Un retour aux sources
De Lucio Fulci, on retient souvent les grands films d’horreur comme L’Enfer des zombies ou L’Au-delà au détriment de ses comédies, de ses grandes réussites du tournant des années 60 tout comme de sa fin carrière. C’est tout juste si les cinéphiles avertis font l’effort de lever les sourcils à l’évocation des dix dernières années de la carrière du réalisateur romain, qui contiennent néanmoins de belles réussites comme Murderock ou La Casa nel Tempo. Cette période est un terrain accidenté, certes, mais sous lequel se cache une mine dans laquelle attendent quelques trésors cachés. Un film comme Demonia, souvent stigmatisé pour ses faiblesses scénaristiques et ses effets spéciaux laborieux, peut éclairer sur la méthode de travail de Lucio Fulci, sur sa façon d’appréhender son métier et ses obsessions.
En effet, Demonia regorge de variations sur des séquences-clefs de la filmographie de Fulci : sans vouloir dresser une liste exhaustive, il faut simplement rappeler que son introduction est composée d’une double reprise de la crucifixion de L’Au-delà et de la séance de spiritisme de Frayeurs. Sa construction renvoie d’ailleurs globalement à celles de ces chefs-d’œuvre, privilégiant le développement d’une atmosphère onirique à une solide charpente narrative. Pourquoi, dans ce cas, Demonia n’atteint-il pas le niveau de ses prédécesseurs?

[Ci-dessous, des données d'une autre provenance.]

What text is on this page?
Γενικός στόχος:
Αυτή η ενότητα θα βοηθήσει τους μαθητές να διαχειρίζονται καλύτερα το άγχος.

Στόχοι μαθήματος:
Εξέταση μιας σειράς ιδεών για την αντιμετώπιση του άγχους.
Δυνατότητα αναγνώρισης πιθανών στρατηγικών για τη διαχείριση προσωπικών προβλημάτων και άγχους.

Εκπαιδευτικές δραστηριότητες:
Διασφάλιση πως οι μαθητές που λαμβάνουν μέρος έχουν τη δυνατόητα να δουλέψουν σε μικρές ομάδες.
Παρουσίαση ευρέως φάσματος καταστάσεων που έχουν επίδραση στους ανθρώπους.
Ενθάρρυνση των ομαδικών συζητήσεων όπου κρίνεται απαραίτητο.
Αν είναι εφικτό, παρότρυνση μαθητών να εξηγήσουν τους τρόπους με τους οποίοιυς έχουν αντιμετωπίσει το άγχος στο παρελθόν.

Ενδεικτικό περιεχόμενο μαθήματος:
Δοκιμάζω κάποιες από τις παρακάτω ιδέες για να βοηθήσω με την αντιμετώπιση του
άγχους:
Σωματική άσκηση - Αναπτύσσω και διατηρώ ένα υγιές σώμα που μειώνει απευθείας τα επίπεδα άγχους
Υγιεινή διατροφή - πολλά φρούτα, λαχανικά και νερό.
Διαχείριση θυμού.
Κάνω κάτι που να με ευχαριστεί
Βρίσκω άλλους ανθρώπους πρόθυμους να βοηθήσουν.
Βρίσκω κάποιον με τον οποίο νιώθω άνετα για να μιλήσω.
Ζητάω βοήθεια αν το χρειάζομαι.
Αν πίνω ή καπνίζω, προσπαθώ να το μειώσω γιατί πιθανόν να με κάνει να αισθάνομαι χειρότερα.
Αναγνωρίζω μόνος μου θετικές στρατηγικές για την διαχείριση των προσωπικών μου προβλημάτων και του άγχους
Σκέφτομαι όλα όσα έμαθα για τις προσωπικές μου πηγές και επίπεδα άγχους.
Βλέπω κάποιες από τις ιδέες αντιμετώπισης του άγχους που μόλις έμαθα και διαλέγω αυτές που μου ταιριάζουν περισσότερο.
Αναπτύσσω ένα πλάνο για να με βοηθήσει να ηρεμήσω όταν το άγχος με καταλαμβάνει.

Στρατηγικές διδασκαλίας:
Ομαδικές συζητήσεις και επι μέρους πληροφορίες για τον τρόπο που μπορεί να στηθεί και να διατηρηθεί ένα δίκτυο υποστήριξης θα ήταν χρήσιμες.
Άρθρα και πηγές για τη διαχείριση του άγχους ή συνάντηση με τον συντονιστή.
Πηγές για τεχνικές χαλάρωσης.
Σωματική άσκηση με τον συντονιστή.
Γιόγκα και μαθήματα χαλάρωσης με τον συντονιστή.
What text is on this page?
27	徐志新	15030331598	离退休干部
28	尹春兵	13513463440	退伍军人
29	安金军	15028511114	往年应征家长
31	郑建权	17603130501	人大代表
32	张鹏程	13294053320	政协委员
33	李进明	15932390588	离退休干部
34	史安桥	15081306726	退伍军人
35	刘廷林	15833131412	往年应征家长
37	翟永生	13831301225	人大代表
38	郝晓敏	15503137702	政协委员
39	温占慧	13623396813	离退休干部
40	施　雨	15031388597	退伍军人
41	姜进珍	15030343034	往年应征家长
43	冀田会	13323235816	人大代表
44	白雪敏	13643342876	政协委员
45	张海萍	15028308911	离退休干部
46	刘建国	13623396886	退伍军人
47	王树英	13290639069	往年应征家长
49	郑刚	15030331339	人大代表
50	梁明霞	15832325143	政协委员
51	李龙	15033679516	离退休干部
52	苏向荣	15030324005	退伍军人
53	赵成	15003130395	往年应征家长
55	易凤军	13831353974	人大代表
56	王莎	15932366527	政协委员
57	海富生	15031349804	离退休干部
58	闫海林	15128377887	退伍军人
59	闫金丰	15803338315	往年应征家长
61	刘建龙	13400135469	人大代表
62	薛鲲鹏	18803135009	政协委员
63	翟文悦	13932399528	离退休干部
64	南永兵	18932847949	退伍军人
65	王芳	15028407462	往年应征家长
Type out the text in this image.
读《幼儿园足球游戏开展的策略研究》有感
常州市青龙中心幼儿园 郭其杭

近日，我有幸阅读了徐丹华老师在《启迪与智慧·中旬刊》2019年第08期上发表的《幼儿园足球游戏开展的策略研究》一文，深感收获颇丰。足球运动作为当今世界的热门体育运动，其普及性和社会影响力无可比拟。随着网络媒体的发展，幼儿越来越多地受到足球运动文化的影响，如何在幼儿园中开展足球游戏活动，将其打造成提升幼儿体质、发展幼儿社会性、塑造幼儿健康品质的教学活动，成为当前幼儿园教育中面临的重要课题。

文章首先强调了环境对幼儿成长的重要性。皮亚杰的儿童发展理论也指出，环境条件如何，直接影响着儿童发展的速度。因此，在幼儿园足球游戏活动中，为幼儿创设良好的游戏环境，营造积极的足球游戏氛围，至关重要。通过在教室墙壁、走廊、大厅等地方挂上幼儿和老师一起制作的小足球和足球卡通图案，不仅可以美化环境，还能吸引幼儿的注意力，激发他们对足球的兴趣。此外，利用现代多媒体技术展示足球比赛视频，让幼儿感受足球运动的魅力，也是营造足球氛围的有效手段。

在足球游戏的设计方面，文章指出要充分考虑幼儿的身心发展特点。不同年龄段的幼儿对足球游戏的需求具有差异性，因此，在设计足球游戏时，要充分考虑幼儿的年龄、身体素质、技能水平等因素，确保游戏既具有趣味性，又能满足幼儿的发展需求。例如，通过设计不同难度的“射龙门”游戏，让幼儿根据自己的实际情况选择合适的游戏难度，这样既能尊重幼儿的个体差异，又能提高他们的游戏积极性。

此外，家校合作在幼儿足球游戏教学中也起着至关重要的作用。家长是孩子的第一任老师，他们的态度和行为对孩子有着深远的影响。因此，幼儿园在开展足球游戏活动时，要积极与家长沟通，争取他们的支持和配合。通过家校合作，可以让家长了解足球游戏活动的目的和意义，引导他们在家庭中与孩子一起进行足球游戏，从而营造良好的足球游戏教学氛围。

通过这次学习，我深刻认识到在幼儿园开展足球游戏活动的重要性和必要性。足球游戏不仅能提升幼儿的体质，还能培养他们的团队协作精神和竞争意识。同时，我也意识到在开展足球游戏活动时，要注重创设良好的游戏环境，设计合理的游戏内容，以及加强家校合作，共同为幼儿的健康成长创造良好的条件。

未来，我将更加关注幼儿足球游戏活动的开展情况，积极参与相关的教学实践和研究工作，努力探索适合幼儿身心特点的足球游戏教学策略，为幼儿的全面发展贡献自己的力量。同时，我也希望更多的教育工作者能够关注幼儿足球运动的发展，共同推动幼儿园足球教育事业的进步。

Pour comprendre cela, il faut sans doute revenir aux origines du projet. En 1989, Lucio Fulci vient de tourner pour la télévision deux longs métrages à petit budget, et cherche un nouveau travail le plus vite possible. Il se tourne vers Ettore Spagnuolo, un producteur avec lequel il a déjà travaillé sur Aenigma, et lui propose de tourner un film d’horreur dans la grande lignée de ses succès d’antan. Spagnuolo est un producteur peu expérimenté, comme le décrira plus tard son ami proche Michael Aronin : « Ettore n’a jamais été un producteur, c’était plutôt un comptable. Il risquait son propre argent, et sa seule capacité était d’additionner des chiffres. Il n’a jamais été capable de lire un script et d’évaluer ce qu’il coûterait: il s’en remettait donc au réalisateur pour lui dire combien de temps de tournage chaque projet nécessitait. » (1) Spagnuolo fait confiance à Fulci, vétéran du cinéma de genre. Ce dernier se retrouve donc seul aux commandes artistiques d’un projet qu’il compte tourner le plus rapidement possible : il se lance dans l’écriture avec le débutant Antonio Tentori. Ensemble, ils écrivent le sujet du film, puis Fulci recrute Piero Regnoli, vieux roublard de l’écriture scénaristique (Navajo Joe ou L’Avion de l’Apocalypse, entre une bonne centaine d’autres) pour finaliser le script.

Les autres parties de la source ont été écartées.